J.C.R. Licklider is not a household name, but the computing world he envisioned in the early 1960s is the one we live in today. When he took over the Information Processing Techniques Office at ARPA (now DARPA) in 1962, computers were room-sized machines that processed batch jobs. Users submitted punch cards and waited hours for results. Licklider saw something different: computers as interactive tools that would augment human thinking, connected in networks that would allow collaboration across distances.
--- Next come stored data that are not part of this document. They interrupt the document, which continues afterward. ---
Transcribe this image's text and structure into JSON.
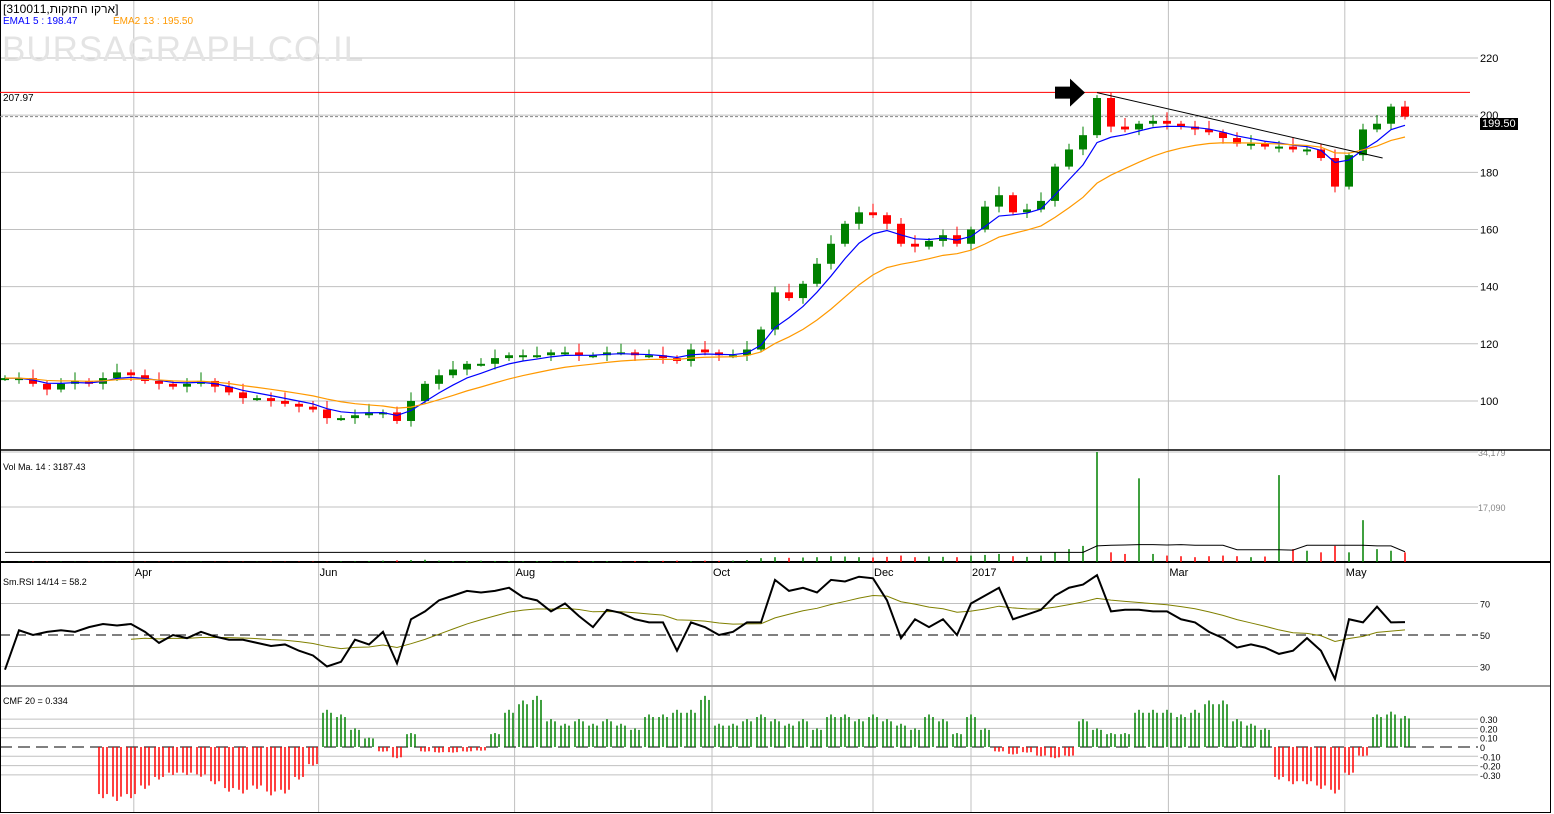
{
  "header": {
    "title": "[310011,ארקו החזקות]",
    "ema1_label": "EMA1 5 : 198.47",
    "ema2_label": "EMA2 13 : 195.50",
    "watermark": "BURSAGRAPH.CO.IL"
  },
  "colors": {
    "up": "#008000",
    "down": "#ff0000",
    "ema1": "#0000ff",
    "ema2": "#ff9900",
    "resistance": "#ff0000",
    "rsi_signal": "#808000"
  },
  "chart_data": [
    {
      "type": "candlestick",
      "title": "310011",
      "ylim": [
        85,
        225
      ],
      "yticks": [
        100,
        120,
        140,
        160,
        180,
        200,
        220
      ],
      "x_labels": [
        {
          "label": "Apr",
          "index": 9.2
        },
        {
          "label": "Jun",
          "index": 22.4
        },
        {
          "label": "Aug",
          "index": 36.4
        },
        {
          "label": "Oct",
          "index": 50.5
        },
        {
          "label": "Dec",
          "index": 62
        },
        {
          "label": "2017",
          "index": 69
        },
        {
          "label": "Mar",
          "index": 83.1
        },
        {
          "label": "May",
          "index": 95.7
        }
      ],
      "close": [
        108,
        108,
        106,
        104,
        106,
        107,
        106,
        108,
        110,
        109,
        107,
        106,
        105,
        106,
        107,
        105,
        103,
        101,
        101,
        100,
        99,
        98,
        97,
        94,
        94,
        95,
        96,
        96,
        93,
        100,
        106,
        109,
        111,
        113,
        113,
        115,
        116,
        116,
        116,
        117,
        117,
        116,
        116,
        117,
        117,
        116,
        116,
        115,
        114,
        118,
        117,
        116,
        116,
        118,
        125,
        138,
        136,
        141,
        148,
        155,
        162,
        166,
        165,
        162,
        155,
        154,
        156,
        158,
        155,
        160,
        168,
        172,
        166,
        167,
        170,
        182,
        188,
        193,
        206,
        196,
        195,
        197,
        198,
        197,
        196,
        195,
        194,
        192,
        190,
        190,
        189,
        189,
        188,
        188,
        185,
        175,
        186,
        195,
        197,
        203,
        199.5
      ],
      "resistance_level": 207.97,
      "resistance_label": "207.97",
      "last_price": 199.5,
      "last_price_label": "199.50",
      "trendline": {
        "from": {
          "index": 78,
          "price": 207.9
        },
        "to": {
          "index": 98.4,
          "price": 185
        }
      },
      "ema_periods": [
        5,
        13
      ]
    },
    {
      "type": "bar",
      "title": "Vol Ma. 14 : 3187.43",
      "ylim": [
        0,
        34179
      ],
      "yticks": [
        {
          "v": 34179,
          "label": "34,179"
        },
        {
          "v": 17090,
          "label": "17,090"
        }
      ],
      "values": [
        100,
        100,
        150,
        100,
        120,
        100,
        90,
        80,
        100,
        120,
        100,
        90,
        100,
        80,
        120,
        100,
        90,
        110,
        100,
        90,
        100,
        120,
        150,
        100,
        200,
        180,
        300,
        400,
        500,
        600,
        700,
        400,
        300,
        350,
        400,
        300,
        300,
        250,
        300,
        350,
        300,
        250,
        300,
        300,
        250,
        300,
        300,
        350,
        400,
        300,
        400,
        350,
        400,
        600,
        1200,
        1500,
        1300,
        1400,
        1500,
        1800,
        1700,
        1500,
        1400,
        1600,
        2000,
        1500,
        1700,
        1600,
        1500,
        2000,
        2200,
        2500,
        1800,
        1600,
        2000,
        3000,
        4000,
        5000,
        34179,
        3000,
        2500,
        26000,
        2500,
        2000,
        1800,
        1500,
        1800,
        2000,
        1800,
        1500,
        1700,
        27000,
        4000,
        3500,
        3000,
        5000,
        3000,
        13000,
        4000,
        3500,
        3000
      ],
      "ma_values": [
        3000,
        3000,
        3000,
        3000,
        3000,
        3000,
        3000,
        3000,
        3000,
        3000,
        3000,
        3000,
        3000,
        3000,
        3000,
        3000,
        3000,
        3000,
        3000,
        3000,
        3000,
        3000,
        3000,
        3000,
        3000,
        3000,
        3000,
        3000,
        3000,
        3000,
        3000,
        3000,
        3000,
        3000,
        3000,
        3000,
        3000,
        3000,
        3000,
        3000,
        3000,
        3000,
        3000,
        3000,
        3000,
        3000,
        3000,
        3000,
        3000,
        3000,
        3000,
        3000,
        3000,
        3000,
        3000,
        3000,
        3000,
        3000,
        3000,
        3000,
        3000,
        3000,
        3000,
        3000,
        3000,
        3000,
        3000,
        3000,
        3000,
        3000,
        3000,
        3000,
        3000,
        3000,
        3000,
        3000,
        3000,
        3000,
        5000,
        5200,
        5300,
        5400,
        5400,
        5300,
        5400,
        5200,
        5200,
        5200,
        3800,
        3800,
        3800,
        3800,
        3700,
        5200,
        5200,
        5200,
        5200,
        5200,
        5000,
        5000,
        3187.43
      ]
    },
    {
      "type": "line",
      "title": "Sm.RSI 14/14 = 58.2",
      "ylim": [
        20,
        95
      ],
      "yticks": [
        70,
        50,
        30
      ],
      "reference": 50,
      "values": [
        28,
        53,
        50,
        52,
        53,
        52,
        55,
        57,
        56,
        57,
        52,
        45,
        50,
        48,
        52,
        49,
        47,
        47,
        45,
        43,
        44,
        40,
        37,
        30,
        33,
        47,
        44,
        52,
        32,
        60,
        65,
        72,
        75,
        78,
        77,
        78,
        80,
        74,
        72,
        65,
        70,
        62,
        55,
        66,
        64,
        60,
        58,
        58,
        40,
        58,
        55,
        50,
        52,
        58,
        58,
        85,
        78,
        80,
        77,
        85,
        84,
        87,
        86,
        72,
        48,
        60,
        55,
        60,
        50,
        70,
        75,
        80,
        60,
        63,
        66,
        75,
        80,
        82,
        88,
        65,
        66,
        66,
        65,
        65,
        60,
        58,
        52,
        48,
        42,
        44,
        42,
        38,
        40,
        48,
        40,
        22,
        60,
        58,
        68,
        58,
        58.2
      ],
      "signal_period": 14
    },
    {
      "type": "bar",
      "title": "CMF 20 = 0.334",
      "ylim": [
        -0.65,
        0.6
      ],
      "yticks": [
        {
          "v": 0.3,
          "label": "0.30"
        },
        {
          "v": 0.2,
          "label": "0.20"
        },
        {
          "v": 0.1,
          "label": "0.10"
        },
        {
          "v": 0,
          "label": "0"
        },
        {
          "v": -0.1,
          "label": "-0.10"
        },
        {
          "v": -0.2,
          "label": "-0.20"
        },
        {
          "v": -0.3,
          "label": "-0.30"
        }
      ],
      "values": [
        0,
        0,
        0,
        0,
        0,
        0,
        0,
        -0.55,
        -0.58,
        -0.55,
        -0.45,
        -0.35,
        -0.3,
        -0.3,
        -0.32,
        -0.4,
        -0.48,
        -0.5,
        -0.45,
        -0.52,
        -0.5,
        -0.35,
        -0.2,
        0.4,
        0.35,
        0.2,
        0.1,
        -0.05,
        -0.12,
        0.15,
        -0.05,
        -0.06,
        -0.06,
        -0.05,
        -0.04,
        0.15,
        0.4,
        0.5,
        0.55,
        0.3,
        0.25,
        0.3,
        0.25,
        0.3,
        0.25,
        0.2,
        0.35,
        0.35,
        0.4,
        0.4,
        0.55,
        0.25,
        0.25,
        0.3,
        0.35,
        0.3,
        0.25,
        0.3,
        0.2,
        0.35,
        0.35,
        0.3,
        0.35,
        0.3,
        0.25,
        0.2,
        0.35,
        0.3,
        0.15,
        0.35,
        0.2,
        -0.05,
        -0.08,
        -0.06,
        -0.1,
        -0.12,
        -0.1,
        0.3,
        0.2,
        0.15,
        0.15,
        0.4,
        0.4,
        0.4,
        0.35,
        0.4,
        0.5,
        0.5,
        0.3,
        0.25,
        0.2,
        -0.35,
        -0.4,
        -0.4,
        -0.45,
        -0.5,
        -0.3,
        -0.1,
        0.35,
        0.38,
        0.334
      ]
    }
  ]
}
He then funded the research that made it happen. The labs that Licklider funded, at MIT, Stanford, UCLA, and elsewhere, produced time-sharing systems, computer graphics, hypertext, the mouse, and eventually the ARPANET (the precursor to the internet). The people he funded or influenced include Doug Engelbart (who invented the mouse and demonstrated hypertext), Bob Taylor (who later ran Xerox PARC), and Alan Kay (who conceived the personal computer).
Waldrop tells this story in detail, tracing connections between people, ideas, and funding decisions that are invisible in most histories of computing. The book shows how a field that seemed like pure research in the 1960s produced the commercial computing industry of the 1980s and the internet economy of the 1990s.
The writing is thorough and occasionally dense. Waldrop covers both the technical ideas and the human stories: the rivalries, the funding battles, the moments when a demo changed everyone’s thinking. At about 530 pages, the book requires commitment.
For founders, the history is relevant because it shows how major technologies actually develop. Not through lone geniuses in garages, but through sustained funding of smart people working on hard problems over decades. The pattern, visionary funder identifies talent and gives them space to work, is recognizable in modern venture capital and corporate research.
Patrick Collison put this on the Stripe Press reading list and has recommended it publicly. The book was republished by Stripe Press in 2018 after being out of print. It is considered one of the best histories of computing ever written.